First, some remarks:
$(c_k)$ being Cesaro summable is not enough, consider $(c_k)=(1,2,1,2,...)$ and $z=-1$.
$(c_k)$ is convergent$\;\Rightarrow(\star)$, but the reverse is false, consider $c_k=\sqrt k$.
$(\star) \nRightarrow (c_k)$ is Cesaro summable or bounded
, consider $c_k=\sqrt k$.
$|c_{k+1}-c_k|\to0\Rightarrow(\star)$, but reverse is false, consider $c_k=1$ if $k$ is a square and $c_k=2$ otherwise.
$(c_k)$ is Cesaro summable and $\big|\frac{c_{k+1}}{c_k}\big|\to1\Rightarrow(\star)$, but reverse is false, consider the same example in the above line.
Proof sketch:
Let $S_n(z)=\sum_{k=1}^nc_kz^k$ and it follows
\begin{align*}
S_n(z)&=c_nz^n+c_{n-1}z^{n-1}+\cdots+c_1z\\[.6em]

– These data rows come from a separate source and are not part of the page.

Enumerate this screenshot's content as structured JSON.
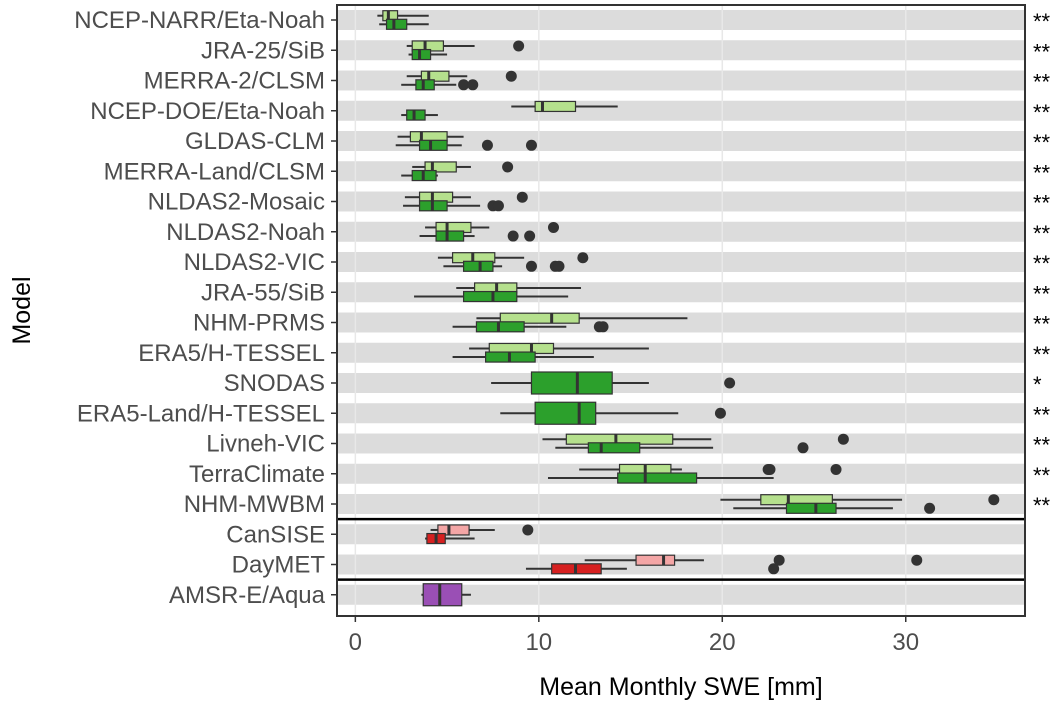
{
  "chart_data": {
    "type": "boxplot",
    "orientation": "horizontal",
    "xlabel": "Mean Monthly SWE [mm]",
    "ylabel": "Model",
    "xlim": [
      -1,
      36.5
    ],
    "x_ticks": [
      0,
      10,
      20,
      30
    ],
    "grid": true,
    "legend": "none",
    "colors": {
      "light_green": "#b5e08d",
      "dark_green": "#2ca02c",
      "light_red": "#f4a6a6",
      "dark_red": "#d62020",
      "purple": "#9a4fb5",
      "outlier": "#333333",
      "band": "#dcdcdc",
      "separator": "#000000"
    },
    "separators_after": [
      "NHM-MWBM",
      "DayMET"
    ],
    "categories": [
      "NCEP-NARR/Eta-Noah",
      "JRA-25/SiB",
      "MERRA-2/CLSM",
      "NCEP-DOE/Eta-Noah",
      "GLDAS-CLM",
      "MERRA-Land/CLSM",
      "NLDAS2-Mosaic",
      "NLDAS2-Noah",
      "NLDAS2-VIC",
      "JRA-55/SiB",
      "NHM-PRMS",
      "ERA5/H-TESSEL",
      "SNODAS",
      "ERA5-Land/H-TESSEL",
      "Livneh-VIC",
      "TerraClimate",
      "NHM-MWBM",
      "CanSISE",
      "DayMET",
      "AMSR-E/Aqua"
    ],
    "significance": [
      "**",
      "**",
      "**",
      "**",
      "**",
      "**",
      "**",
      "**",
      "**",
      "**",
      "**",
      "**",
      "*",
      "**",
      "**",
      "**",
      "**",
      "",
      "",
      ""
    ],
    "boxes": [
      {
        "model": "NCEP-NARR/Eta-Noah",
        "color": "light_green",
        "pos": "upper",
        "min": 1.2,
        "q1": 1.5,
        "median": 1.8,
        "q3": 2.3,
        "max": 4.0,
        "outliers": []
      },
      {
        "model": "NCEP-NARR/Eta-Noah",
        "color": "dark_green",
        "pos": "lower",
        "min": 1.3,
        "q1": 1.7,
        "median": 2.1,
        "q3": 2.8,
        "max": 4.0,
        "outliers": []
      },
      {
        "model": "JRA-25/SiB",
        "color": "light_green",
        "pos": "upper",
        "min": 2.8,
        "q1": 3.1,
        "median": 3.8,
        "q3": 4.8,
        "max": 6.5,
        "outliers": [
          8.9
        ]
      },
      {
        "model": "JRA-25/SiB",
        "color": "dark_green",
        "pos": "lower",
        "min": 2.9,
        "q1": 3.1,
        "median": 3.5,
        "q3": 4.1,
        "max": 5.0,
        "outliers": []
      },
      {
        "model": "MERRA-2/CLSM",
        "color": "light_green",
        "pos": "upper",
        "min": 2.8,
        "q1": 3.6,
        "median": 4.0,
        "q3": 5.1,
        "max": 6.1,
        "outliers": [
          8.5
        ]
      },
      {
        "model": "MERRA-2/CLSM",
        "color": "dark_green",
        "pos": "lower",
        "min": 2.5,
        "q1": 3.3,
        "median": 3.7,
        "q3": 4.3,
        "max": 5.5,
        "outliers": [
          5.9,
          6.4
        ]
      },
      {
        "model": "NCEP-DOE/Eta-Noah",
        "color": "light_green",
        "pos": "upper",
        "min": 8.5,
        "q1": 9.8,
        "median": 10.2,
        "q3": 12.0,
        "max": 14.3,
        "outliers": []
      },
      {
        "model": "NCEP-DOE/Eta-Noah",
        "color": "dark_green",
        "pos": "lower",
        "min": 2.5,
        "q1": 2.8,
        "median": 3.2,
        "q3": 3.8,
        "max": 4.5,
        "outliers": []
      },
      {
        "model": "GLDAS-CLM",
        "color": "light_green",
        "pos": "upper",
        "min": 2.3,
        "q1": 3.0,
        "median": 3.6,
        "q3": 5.0,
        "max": 5.9,
        "outliers": []
      },
      {
        "model": "GLDAS-CLM",
        "color": "dark_green",
        "pos": "lower",
        "min": 2.2,
        "q1": 3.5,
        "median": 4.1,
        "q3": 5.0,
        "max": 5.8,
        "outliers": [
          7.2,
          9.6
        ]
      },
      {
        "model": "MERRA-Land/CLSM",
        "color": "light_green",
        "pos": "upper",
        "min": 3.1,
        "q1": 3.8,
        "median": 4.2,
        "q3": 5.5,
        "max": 6.3,
        "outliers": [
          8.3
        ]
      },
      {
        "model": "MERRA-Land/CLSM",
        "color": "dark_green",
        "pos": "lower",
        "min": 2.5,
        "q1": 3.1,
        "median": 3.7,
        "q3": 4.4,
        "max": 4.5,
        "outliers": []
      },
      {
        "model": "NLDAS2-Mosaic",
        "color": "light_green",
        "pos": "upper",
        "min": 2.7,
        "q1": 3.5,
        "median": 4.2,
        "q3": 5.3,
        "max": 6.3,
        "outliers": [
          9.1
        ]
      },
      {
        "model": "NLDAS2-Mosaic",
        "color": "dark_green",
        "pos": "lower",
        "min": 2.6,
        "q1": 3.5,
        "median": 4.2,
        "q3": 5.0,
        "max": 6.8,
        "outliers": [
          7.5,
          7.8
        ]
      },
      {
        "model": "NLDAS2-Noah",
        "color": "light_green",
        "pos": "upper",
        "min": 3.8,
        "q1": 4.4,
        "median": 5.0,
        "q3": 6.3,
        "max": 7.3,
        "outliers": [
          10.8
        ]
      },
      {
        "model": "NLDAS2-Noah",
        "color": "dark_green",
        "pos": "lower",
        "min": 3.5,
        "q1": 4.4,
        "median": 5.0,
        "q3": 5.9,
        "max": 6.5,
        "outliers": [
          8.6,
          9.5
        ]
      },
      {
        "model": "NLDAS2-VIC",
        "color": "light_green",
        "pos": "upper",
        "min": 4.5,
        "q1": 5.3,
        "median": 6.4,
        "q3": 7.6,
        "max": 9.2,
        "outliers": [
          12.4
        ]
      },
      {
        "model": "NLDAS2-VIC",
        "color": "dark_green",
        "pos": "lower",
        "min": 4.8,
        "q1": 5.9,
        "median": 6.8,
        "q3": 7.5,
        "max": 8.0,
        "outliers": [
          9.6,
          10.9,
          11.1
        ]
      },
      {
        "model": "JRA-55/SiB",
        "color": "light_green",
        "pos": "upper",
        "min": 5.5,
        "q1": 6.5,
        "median": 7.7,
        "q3": 8.8,
        "max": 12.3,
        "outliers": []
      },
      {
        "model": "JRA-55/SiB",
        "color": "dark_green",
        "pos": "lower",
        "min": 3.2,
        "q1": 5.9,
        "median": 7.5,
        "q3": 8.8,
        "max": 11.6,
        "outliers": []
      },
      {
        "model": "NHM-PRMS",
        "color": "light_green",
        "pos": "upper",
        "min": 6.6,
        "q1": 7.9,
        "median": 10.7,
        "q3": 12.2,
        "max": 18.1,
        "outliers": []
      },
      {
        "model": "NHM-PRMS",
        "color": "dark_green",
        "pos": "lower",
        "min": 5.3,
        "q1": 6.6,
        "median": 7.8,
        "q3": 9.2,
        "max": 11.5,
        "outliers": [
          13.3,
          13.5
        ]
      },
      {
        "model": "ERA5/H-TESSEL",
        "color": "light_green",
        "pos": "upper",
        "min": 6.2,
        "q1": 7.3,
        "median": 9.6,
        "q3": 10.8,
        "max": 16.0,
        "outliers": []
      },
      {
        "model": "ERA5/H-TESSEL",
        "color": "dark_green",
        "pos": "lower",
        "min": 5.3,
        "q1": 7.1,
        "median": 8.4,
        "q3": 9.8,
        "max": 13.0,
        "outliers": []
      },
      {
        "model": "SNODAS",
        "color": "dark_green",
        "pos": "single",
        "min": 7.4,
        "q1": 9.6,
        "median": 12.1,
        "q3": 14.0,
        "max": 16.0,
        "outliers": [
          20.4
        ]
      },
      {
        "model": "ERA5-Land/H-TESSEL",
        "color": "dark_green",
        "pos": "single",
        "min": 7.9,
        "q1": 9.8,
        "median": 12.2,
        "q3": 13.1,
        "max": 17.6,
        "outliers": [
          19.9
        ]
      },
      {
        "model": "Livneh-VIC",
        "color": "light_green",
        "pos": "upper",
        "min": 10.2,
        "q1": 11.5,
        "median": 14.2,
        "q3": 17.3,
        "max": 19.4,
        "outliers": [
          26.6
        ]
      },
      {
        "model": "Livneh-VIC",
        "color": "dark_green",
        "pos": "lower",
        "min": 10.9,
        "q1": 12.7,
        "median": 13.4,
        "q3": 15.5,
        "max": 19.5,
        "outliers": [
          24.4
        ]
      },
      {
        "model": "TerraClimate",
        "color": "light_green",
        "pos": "upper",
        "min": 12.2,
        "q1": 14.4,
        "median": 15.8,
        "q3": 17.2,
        "max": 17.8,
        "outliers": [
          22.5,
          22.6,
          26.2
        ]
      },
      {
        "model": "TerraClimate",
        "color": "dark_green",
        "pos": "lower",
        "min": 10.5,
        "q1": 14.3,
        "median": 15.8,
        "q3": 18.6,
        "max": 22.8,
        "outliers": []
      },
      {
        "model": "NHM-MWBM",
        "color": "light_green",
        "pos": "upper",
        "min": 19.9,
        "q1": 22.1,
        "median": 23.6,
        "q3": 26.0,
        "max": 29.8,
        "outliers": [
          34.8
        ]
      },
      {
        "model": "NHM-MWBM",
        "color": "dark_green",
        "pos": "lower",
        "min": 20.6,
        "q1": 23.5,
        "median": 25.1,
        "q3": 26.2,
        "max": 29.3,
        "outliers": [
          31.3
        ]
      },
      {
        "model": "CanSISE",
        "color": "light_red",
        "pos": "upper",
        "min": 4.1,
        "q1": 4.5,
        "median": 5.1,
        "q3": 6.2,
        "max": 7.6,
        "outliers": [
          9.4
        ]
      },
      {
        "model": "CanSISE",
        "color": "dark_red",
        "pos": "lower",
        "min": 3.8,
        "q1": 3.9,
        "median": 4.4,
        "q3": 4.9,
        "max": 6.5,
        "outliers": []
      },
      {
        "model": "DayMET",
        "color": "light_red",
        "pos": "upper",
        "min": 12.5,
        "q1": 15.3,
        "median": 16.8,
        "q3": 17.4,
        "max": 19.0,
        "outliers": [
          23.1,
          30.6
        ]
      },
      {
        "model": "DayMET",
        "color": "dark_red",
        "pos": "lower",
        "min": 9.3,
        "q1": 10.7,
        "median": 12.0,
        "q3": 13.4,
        "max": 14.8,
        "outliers": [
          22.8
        ]
      },
      {
        "model": "AMSR-E/Aqua",
        "color": "purple",
        "pos": "single",
        "min": 3.6,
        "q1": 3.7,
        "median": 4.6,
        "q3": 5.8,
        "max": 6.3,
        "outliers": []
      }
    ]
  }
}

&=z^n(c_n-c_{n-1})+\big(z^n+z^{n-1}\big)(c_{n-1}-c_{n-2})+\cdots+\big(z^n+z^{n-1}+\cdots+z^2\big)(c_2-c_1)\\
&\ \ \ \ +\big(z^n+\cdots+z\big)c_1\\[.5em]

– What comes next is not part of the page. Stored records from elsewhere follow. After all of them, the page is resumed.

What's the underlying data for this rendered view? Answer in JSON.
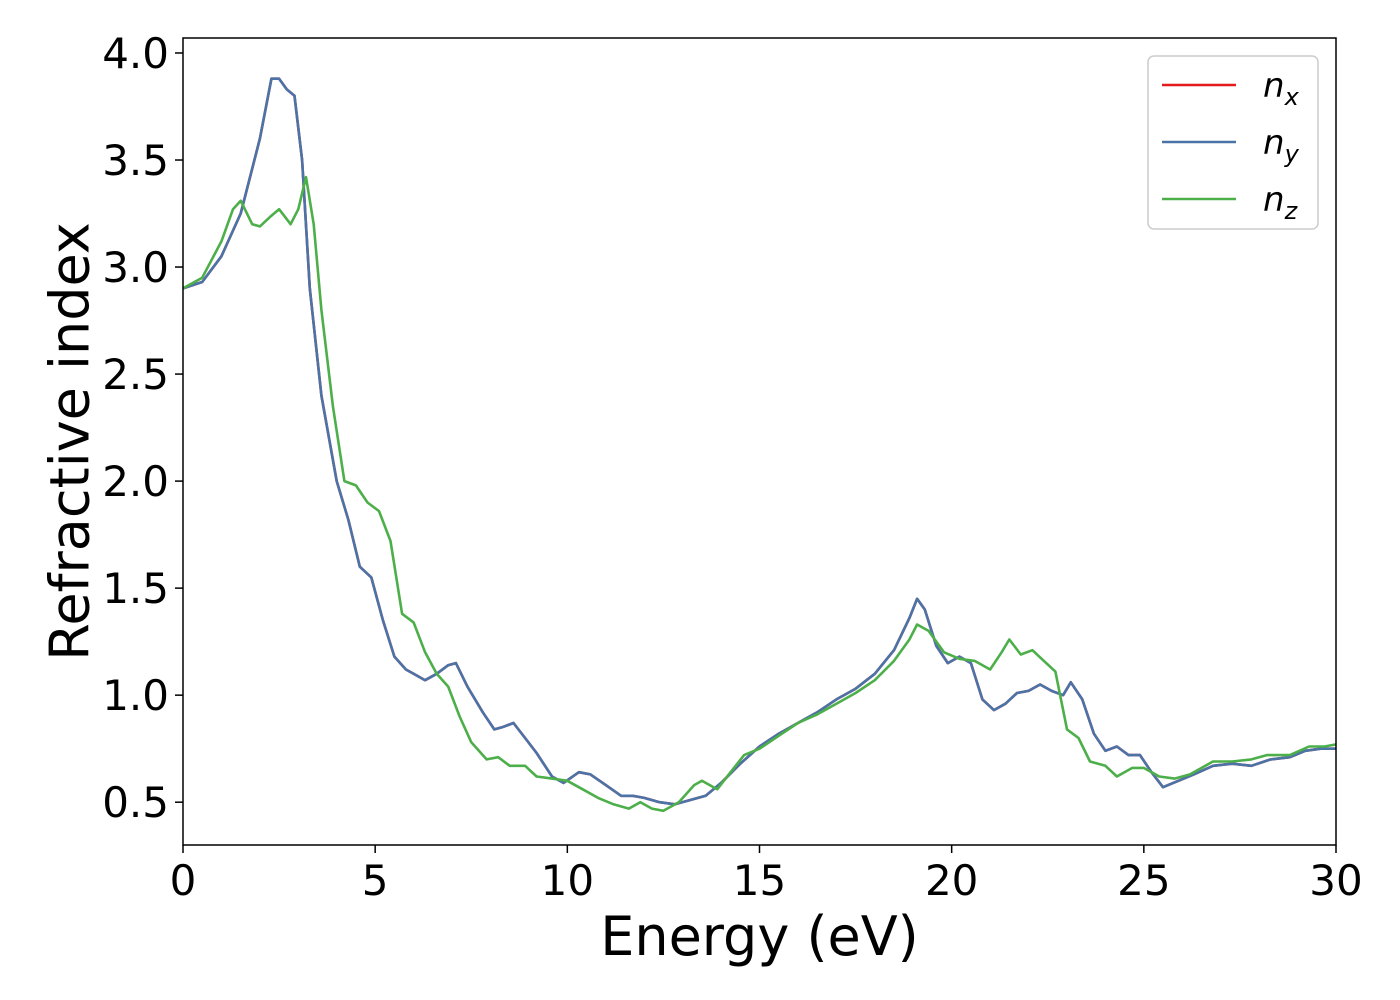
{
  "chart_data": {
    "type": "line",
    "title": "",
    "xlabel": "Energy (eV)",
    "ylabel": "Refractive index",
    "xlim": [
      0,
      30
    ],
    "ylim": [
      0.3,
      4.07
    ],
    "xticks": [
      0,
      5,
      10,
      15,
      20,
      25,
      30
    ],
    "xtick_labels": [
      "0",
      "5",
      "10",
      "15",
      "20",
      "25",
      "30"
    ],
    "yticks": [
      0.5,
      1.0,
      1.5,
      2.0,
      2.5,
      3.0,
      3.5,
      4.0
    ],
    "ytick_labels": [
      "0.5",
      "1.0",
      "1.5",
      "2.0",
      "2.5",
      "3.0",
      "3.5",
      "4.0"
    ],
    "grid": false,
    "legend_position": "top-right",
    "series": [
      {
        "name": "n_x",
        "legend_base": "n",
        "legend_sub": "x",
        "color": "#e41a1c",
        "points": [
          [
            0,
            2.9
          ],
          [
            0.5,
            2.93
          ],
          [
            1.0,
            3.05
          ],
          [
            1.5,
            3.25
          ],
          [
            2.0,
            3.6
          ],
          [
            2.3,
            3.88
          ],
          [
            2.5,
            3.88
          ],
          [
            2.7,
            3.83
          ],
          [
            2.9,
            3.8
          ],
          [
            3.1,
            3.5
          ],
          [
            3.3,
            2.9
          ],
          [
            3.6,
            2.4
          ],
          [
            4.0,
            2.0
          ],
          [
            4.3,
            1.82
          ],
          [
            4.6,
            1.6
          ],
          [
            4.9,
            1.55
          ],
          [
            5.2,
            1.35
          ],
          [
            5.5,
            1.18
          ],
          [
            5.8,
            1.12
          ],
          [
            6.0,
            1.1
          ],
          [
            6.3,
            1.07
          ],
          [
            6.6,
            1.1
          ],
          [
            6.9,
            1.14
          ],
          [
            7.1,
            1.15
          ],
          [
            7.4,
            1.04
          ],
          [
            7.8,
            0.92
          ],
          [
            8.1,
            0.84
          ],
          [
            8.3,
            0.85
          ],
          [
            8.6,
            0.87
          ],
          [
            8.9,
            0.8
          ],
          [
            9.2,
            0.73
          ],
          [
            9.6,
            0.62
          ],
          [
            9.9,
            0.59
          ],
          [
            10.3,
            0.64
          ],
          [
            10.6,
            0.63
          ],
          [
            11.0,
            0.58
          ],
          [
            11.4,
            0.53
          ],
          [
            11.7,
            0.53
          ],
          [
            12.0,
            0.52
          ],
          [
            12.4,
            0.5
          ],
          [
            12.8,
            0.49
          ],
          [
            13.2,
            0.51
          ],
          [
            13.6,
            0.53
          ],
          [
            14.0,
            0.59
          ],
          [
            14.5,
            0.68
          ],
          [
            15.0,
            0.76
          ],
          [
            15.5,
            0.82
          ],
          [
            16.0,
            0.87
          ],
          [
            16.5,
            0.92
          ],
          [
            17.0,
            0.98
          ],
          [
            17.5,
            1.03
          ],
          [
            18.0,
            1.1
          ],
          [
            18.5,
            1.21
          ],
          [
            18.9,
            1.36
          ],
          [
            19.1,
            1.45
          ],
          [
            19.3,
            1.4
          ],
          [
            19.6,
            1.23
          ],
          [
            19.9,
            1.15
          ],
          [
            20.2,
            1.18
          ],
          [
            20.5,
            1.15
          ],
          [
            20.8,
            0.98
          ],
          [
            21.1,
            0.93
          ],
          [
            21.4,
            0.96
          ],
          [
            21.7,
            1.01
          ],
          [
            22.0,
            1.02
          ],
          [
            22.3,
            1.05
          ],
          [
            22.6,
            1.02
          ],
          [
            22.9,
            1.0
          ],
          [
            23.1,
            1.06
          ],
          [
            23.4,
            0.98
          ],
          [
            23.7,
            0.82
          ],
          [
            24.0,
            0.74
          ],
          [
            24.3,
            0.76
          ],
          [
            24.6,
            0.72
          ],
          [
            24.9,
            0.72
          ],
          [
            25.2,
            0.64
          ],
          [
            25.5,
            0.57
          ],
          [
            25.9,
            0.6
          ],
          [
            26.3,
            0.63
          ],
          [
            26.8,
            0.67
          ],
          [
            27.3,
            0.68
          ],
          [
            27.8,
            0.67
          ],
          [
            28.3,
            0.7
          ],
          [
            28.8,
            0.71
          ],
          [
            29.2,
            0.74
          ],
          [
            29.6,
            0.75
          ],
          [
            30.0,
            0.75
          ]
        ]
      },
      {
        "name": "n_y",
        "legend_base": "n",
        "legend_sub": "y",
        "color": "#4a74a8",
        "points": [
          [
            0,
            2.9
          ],
          [
            0.5,
            2.93
          ],
          [
            1.0,
            3.05
          ],
          [
            1.5,
            3.25
          ],
          [
            2.0,
            3.6
          ],
          [
            2.3,
            3.88
          ],
          [
            2.5,
            3.88
          ],
          [
            2.7,
            3.83
          ],
          [
            2.9,
            3.8
          ],
          [
            3.1,
            3.5
          ],
          [
            3.3,
            2.9
          ],
          [
            3.6,
            2.4
          ],
          [
            4.0,
            2.0
          ],
          [
            4.3,
            1.82
          ],
          [
            4.6,
            1.6
          ],
          [
            4.9,
            1.55
          ],
          [
            5.2,
            1.35
          ],
          [
            5.5,
            1.18
          ],
          [
            5.8,
            1.12
          ],
          [
            6.0,
            1.1
          ],
          [
            6.3,
            1.07
          ],
          [
            6.6,
            1.1
          ],
          [
            6.9,
            1.14
          ],
          [
            7.1,
            1.15
          ],
          [
            7.4,
            1.04
          ],
          [
            7.8,
            0.92
          ],
          [
            8.1,
            0.84
          ],
          [
            8.3,
            0.85
          ],
          [
            8.6,
            0.87
          ],
          [
            8.9,
            0.8
          ],
          [
            9.2,
            0.73
          ],
          [
            9.6,
            0.62
          ],
          [
            9.9,
            0.59
          ],
          [
            10.3,
            0.64
          ],
          [
            10.6,
            0.63
          ],
          [
            11.0,
            0.58
          ],
          [
            11.4,
            0.53
          ],
          [
            11.7,
            0.53
          ],
          [
            12.0,
            0.52
          ],
          [
            12.4,
            0.5
          ],
          [
            12.8,
            0.49
          ],
          [
            13.2,
            0.51
          ],
          [
            13.6,
            0.53
          ],
          [
            14.0,
            0.59
          ],
          [
            14.5,
            0.68
          ],
          [
            15.0,
            0.76
          ],
          [
            15.5,
            0.82
          ],
          [
            16.0,
            0.87
          ],
          [
            16.5,
            0.92
          ],
          [
            17.0,
            0.98
          ],
          [
            17.5,
            1.03
          ],
          [
            18.0,
            1.1
          ],
          [
            18.5,
            1.21
          ],
          [
            18.9,
            1.36
          ],
          [
            19.1,
            1.45
          ],
          [
            19.3,
            1.4
          ],
          [
            19.6,
            1.23
          ],
          [
            19.9,
            1.15
          ],
          [
            20.2,
            1.18
          ],
          [
            20.5,
            1.15
          ],
          [
            20.8,
            0.98
          ],
          [
            21.1,
            0.93
          ],
          [
            21.4,
            0.96
          ],
          [
            21.7,
            1.01
          ],
          [
            22.0,
            1.02
          ],
          [
            22.3,
            1.05
          ],
          [
            22.6,
            1.02
          ],
          [
            22.9,
            1.0
          ],
          [
            23.1,
            1.06
          ],
          [
            23.4,
            0.98
          ],
          [
            23.7,
            0.82
          ],
          [
            24.0,
            0.74
          ],
          [
            24.3,
            0.76
          ],
          [
            24.6,
            0.72
          ],
          [
            24.9,
            0.72
          ],
          [
            25.2,
            0.64
          ],
          [
            25.5,
            0.57
          ],
          [
            25.9,
            0.6
          ],
          [
            26.3,
            0.63
          ],
          [
            26.8,
            0.67
          ],
          [
            27.3,
            0.68
          ],
          [
            27.8,
            0.67
          ],
          [
            28.3,
            0.7
          ],
          [
            28.8,
            0.71
          ],
          [
            29.2,
            0.74
          ],
          [
            29.6,
            0.75
          ],
          [
            30.0,
            0.75
          ]
        ]
      },
      {
        "name": "n_z",
        "legend_base": "n",
        "legend_sub": "z",
        "color": "#4daf4a",
        "points": [
          [
            0,
            2.9
          ],
          [
            0.5,
            2.95
          ],
          [
            1.0,
            3.12
          ],
          [
            1.3,
            3.27
          ],
          [
            1.5,
            3.31
          ],
          [
            1.8,
            3.2
          ],
          [
            2.0,
            3.19
          ],
          [
            2.3,
            3.24
          ],
          [
            2.5,
            3.27
          ],
          [
            2.8,
            3.2
          ],
          [
            3.0,
            3.27
          ],
          [
            3.2,
            3.42
          ],
          [
            3.4,
            3.2
          ],
          [
            3.6,
            2.8
          ],
          [
            3.9,
            2.35
          ],
          [
            4.2,
            2.0
          ],
          [
            4.5,
            1.98
          ],
          [
            4.8,
            1.9
          ],
          [
            5.1,
            1.86
          ],
          [
            5.4,
            1.72
          ],
          [
            5.7,
            1.38
          ],
          [
            6.0,
            1.34
          ],
          [
            6.3,
            1.2
          ],
          [
            6.6,
            1.1
          ],
          [
            6.9,
            1.04
          ],
          [
            7.2,
            0.9
          ],
          [
            7.5,
            0.78
          ],
          [
            7.9,
            0.7
          ],
          [
            8.2,
            0.71
          ],
          [
            8.5,
            0.67
          ],
          [
            8.9,
            0.67
          ],
          [
            9.2,
            0.62
          ],
          [
            9.6,
            0.61
          ],
          [
            10.0,
            0.6
          ],
          [
            10.4,
            0.56
          ],
          [
            10.8,
            0.52
          ],
          [
            11.2,
            0.49
          ],
          [
            11.6,
            0.47
          ],
          [
            11.9,
            0.5
          ],
          [
            12.2,
            0.47
          ],
          [
            12.5,
            0.46
          ],
          [
            12.9,
            0.5
          ],
          [
            13.3,
            0.58
          ],
          [
            13.5,
            0.6
          ],
          [
            13.9,
            0.56
          ],
          [
            14.2,
            0.63
          ],
          [
            14.6,
            0.72
          ],
          [
            15.0,
            0.75
          ],
          [
            15.5,
            0.81
          ],
          [
            16.0,
            0.87
          ],
          [
            16.5,
            0.91
          ],
          [
            17.0,
            0.96
          ],
          [
            17.5,
            1.01
          ],
          [
            18.0,
            1.07
          ],
          [
            18.5,
            1.16
          ],
          [
            18.9,
            1.26
          ],
          [
            19.1,
            1.33
          ],
          [
            19.4,
            1.3
          ],
          [
            19.8,
            1.2
          ],
          [
            20.2,
            1.17
          ],
          [
            20.6,
            1.16
          ],
          [
            21.0,
            1.12
          ],
          [
            21.3,
            1.2
          ],
          [
            21.5,
            1.26
          ],
          [
            21.8,
            1.19
          ],
          [
            22.1,
            1.21
          ],
          [
            22.4,
            1.16
          ],
          [
            22.7,
            1.11
          ],
          [
            23.0,
            0.84
          ],
          [
            23.3,
            0.8
          ],
          [
            23.6,
            0.69
          ],
          [
            24.0,
            0.67
          ],
          [
            24.3,
            0.62
          ],
          [
            24.7,
            0.66
          ],
          [
            25.0,
            0.66
          ],
          [
            25.4,
            0.62
          ],
          [
            25.8,
            0.61
          ],
          [
            26.2,
            0.63
          ],
          [
            26.8,
            0.69
          ],
          [
            27.3,
            0.69
          ],
          [
            27.8,
            0.7
          ],
          [
            28.2,
            0.72
          ],
          [
            28.8,
            0.72
          ],
          [
            29.3,
            0.76
          ],
          [
            29.7,
            0.76
          ],
          [
            30.0,
            0.77
          ]
        ]
      }
    ]
  }
}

&=z^n(c_n-c_{n-1})+\frac{1-z^2}{1-z}z^{n-1}(c_{n-1}-c_{n-2})+\cdots+\frac{1-z^{n-1}}{1-z}z^2(c_2-c_1)+\frac{1-z^n}{1-z}zc_1.
\end{align*}
Since $|z|\leq1$ we have $|1-z^k|\leq2$ for all $k$ and therefore
$$\frac1n|S_n(z)|\leq\frac2{1-z}\left(\frac{c_1}n+\frac1n\sum_{k=1}^{n-1}|c_{k+1}-c_k|\right).$$
As $n\to\infty$, the right hand side tends to $0$ due to $z\neq1$ and the condition $(|c_{k+1}-c_k|)$ has $0$ Cesaro sum.
For a sanity check, note that without $(c_k)$ we have $\frac1n\sum z^k\to0$ since the 'directions' of all $z^k$ cancel each other out. With the weight $(c_n)$, the directions may not cancel out since some directions can have larger weights than others. Hence, to ensure $\frac1n\sum c_kz^k\to0$ we need $(c_k)$ to be sufficiently 'uniform', in the sense that the weights for all directions are roughly the same in average. This loosely justifies the condition $|c_{k+1}-c_k|$ having $0$ Cesaro sum.
Also, boundedness of $c_k$ seems rather irrelevant here, since $c_k$ being bounded doesn't tell us anything about whether $c_k$ are biased towards some directions. (Unless you want to control the magnitude of the weights)